In uno studio recentemente pubblicato sul BMJ Kaare Christensen e colleghi della University of Southern Denmark hanno valutato 1.826 gemelli di età 70 e + conducendo una batteria di prove fisiche e cognitive, nonché esami del sangue per misurare la lunghezza dei telomeri. I registri di morte sono stati utilizzati per monitorare la sopravvivenza dei gemelli nel corso di un periodo di sette anni. Un gruppo di valutatori ha valutato i gemelli per la loro età percepita attraverso delle fotografie dei volti dei soggetti. L'équipe ha scoperto che l'età percepita era significativamente associato con la sopravvivenza e la durata della vita. Hanno inoltre scoperto che l'età percepita era in rapporto con il funzionamento fisico e cognitivo, così come con la lunghezza dei telomeri dei leucociti. Inoltre i ricercatori hanno trovato che maggiore è la differenza di età percepita all'interno di una coppia di gemelli tanto più probabile è che il gemello che sembrava più vecchio muoia prima.

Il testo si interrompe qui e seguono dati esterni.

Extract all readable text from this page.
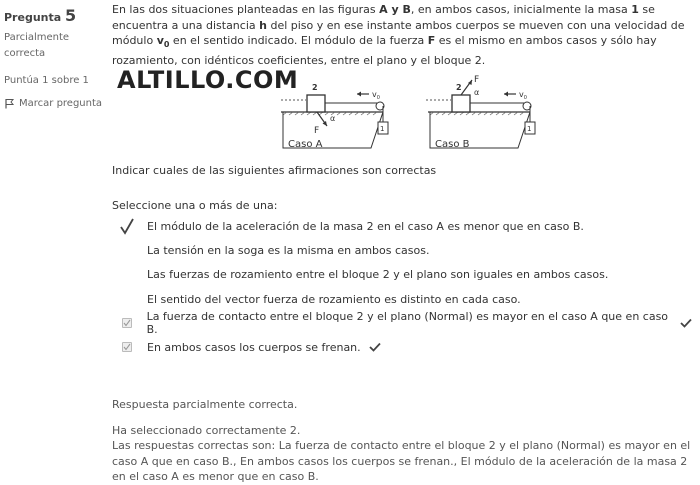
Pregunta 5
Parcialmente correcta
Puntúa 1 sobre 1
Marcar pregunta
En las dos situaciones planteadas en las figuras A y B, en ambos casos, inicialmente la masa 1 se encuentra a una distancia h del piso y en ese instante ambos cuerpos se mueven con una velocidad de módulo $v_0$ en el sentido indicado. El módulo de la fuerza F es el mismo en ambos casos y sólo hay rozamiento, con idénticos coeficientes, entre el plano y el bloque 2.
ALTILLO.COM 2
1
$v_0$
α
F
Caso A
2
1
$v_0$
F
α
Caso B
Indicar cuales de las siguientes afirmaciones son correctas
Seleccione una o más de una:
El módulo de la aceleración de la masa 2 en el caso A es menor que en caso B.
La tensión en la soga es la misma en ambos casos.
Las fuerzas de rozamiento entre el bloque 2 y el plano son iguales en ambos casos.
El sentido del vector fuerza de rozamiento es distinto en cada caso.
La fuerza de contacto entre el bloque 2 y el plano (Normal) es mayor en el caso A que en caso B.
En ambos casos los cuerpos se frenan.
Respuesta parcialmente correcta.
Ha seleccionado correctamente 2.
Las respuestas correctas son: La fuerza de contacto entre el bloque 2 y el plano (Normal) es mayor en el caso A que en caso B., En ambos casos los cuerpos se frenan., El módulo de la aceleración de la masa 2 en el caso A es menor que en caso B.
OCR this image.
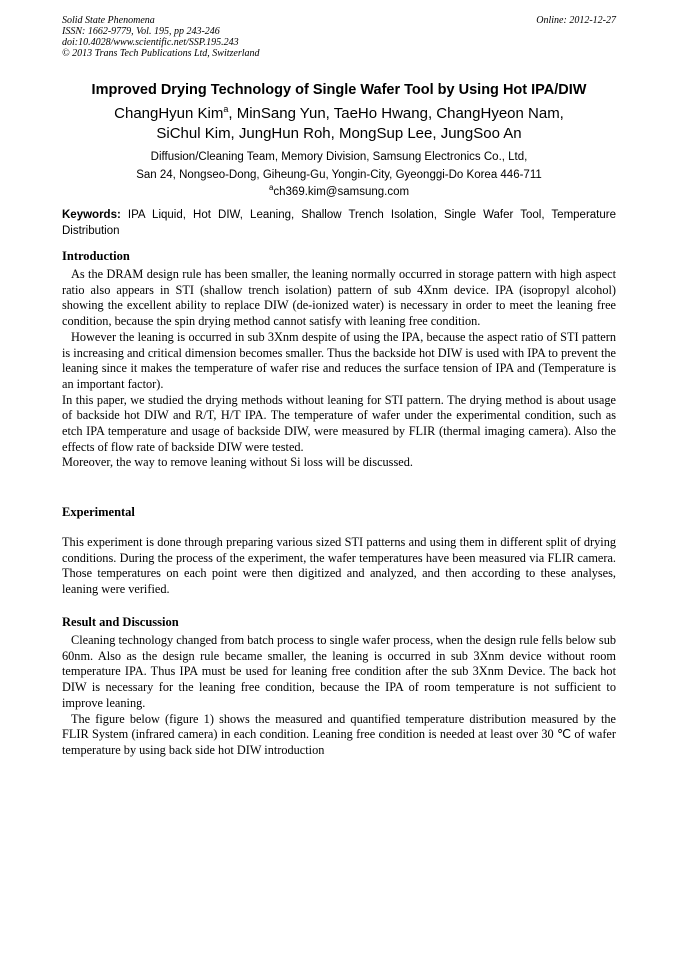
Solid State Phenomena
ISSN: 1662-9779, Vol. 195, pp 243-246
doi:10.4028/www.scientific.net/SSP.195.243
© 2013 Trans Tech Publications Ltd, Switzerland
Online: 2012-12-27
Improved Drying Technology of Single Wafer Tool by Using Hot IPA/DIW
ChangHyun Kim$^a$, MinSang Yun, TaeHo Hwang, ChangHyeon Nam,
SiChul Kim, JungHun Roh, MongSup Lee, JungSoo An
Diffusion/Cleaning Team, Memory Division, Samsung Electronics Co., Ltd,
San 24, Nongseo-Dong, Giheung-Gu, Yongin-City, Gyeonggi-Do Korea 446-711
$^a$ch369.kim@samsung.com
Keywords: IPA Liquid, Hot DIW, Leaning, Shallow Trench Isolation, Single Wafer Tool, Temperature Distribution
Introduction

As the DRAM design rule has been smaller, the leaning normally occurred in storage pattern with high aspect ratio also appears in STI (shallow trench isolation) pattern of sub 4Xnm device. IPA (isopropyl alcohol) showing the excellent ability to replace DIW (de-ionized water) is necessary in order to meet the leaning free condition, because the spin drying method cannot satisfy with leaning free condition.

However the leaning is occurred in sub 3Xnm despite of using the IPA, because the aspect ratio of STI pattern is increasing and critical dimension becomes smaller. Thus the backside hot DIW is used with IPA to prevent the leaning since it makes the temperature of wafer rise and reduces the surface tension of IPA and (Temperature is an important factor).

In this paper, we studied the drying methods without leaning for STI pattern. The drying method is about usage of backside hot DIW and R/T, H/T IPA. The temperature of wafer under the experimental condition, such as etch IPA temperature and usage of backside DIW, were measured by FLIR (thermal imaging camera). Also the effects of flow rate of backside DIW were tested.

Moreover, the way to remove leaning without Si loss will be discussed.

Experimental

This experiment is done through preparing various sized STI patterns and using them in different split of drying conditions. During the process of the experiment, the wafer temperatures have been measured via FLIR camera. Those temperatures on each point were then digitized and analyzed, and then according to these analyses, leaning were verified.

Result and Discussion

Cleaning technology changed from batch process to single wafer process, when the design rule fells below sub 60nm. Also as the design rule became smaller, the leaning is occurred in sub 3Xnm device without room temperature IPA. Thus IPA must be used for leaning free condition after the sub 3Xnm Device. The back hot DIW is necessary for the leaning free condition, because the IPA of room temperature is not sufficient to improve leaning.

The figure below (figure 1) shows the measured and quantified temperature distribution measured by the FLIR System (infrared camera) in each condition. Leaning free condition is needed at least over 30 ℃ of wafer temperature by using back side hot DIW introduction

Le conclusioni dell'articolo sono
 "L'età percepita, che è ampiamente utilizzata dai medici come indicazione generale di salute di un paziente, è un robusto biomarker di invecchiamento che predice la sopravvivenza tra i soggetti di età ≥ 70 e correla con importanti fenotipi dell'invecchiamento funzionali e molecolari".

Kaare Christensen, Mikael Thinggaard, Matt McGue, Helle Rexbye, Jacob v B Hjelmborg, Abraham Aviv, David Gunn, Frans van der Ouderaa, James W Vaupel.  Perceived age as clinically useful biomarker of ageing: cohort study.  BMJ  2009;339:b5262.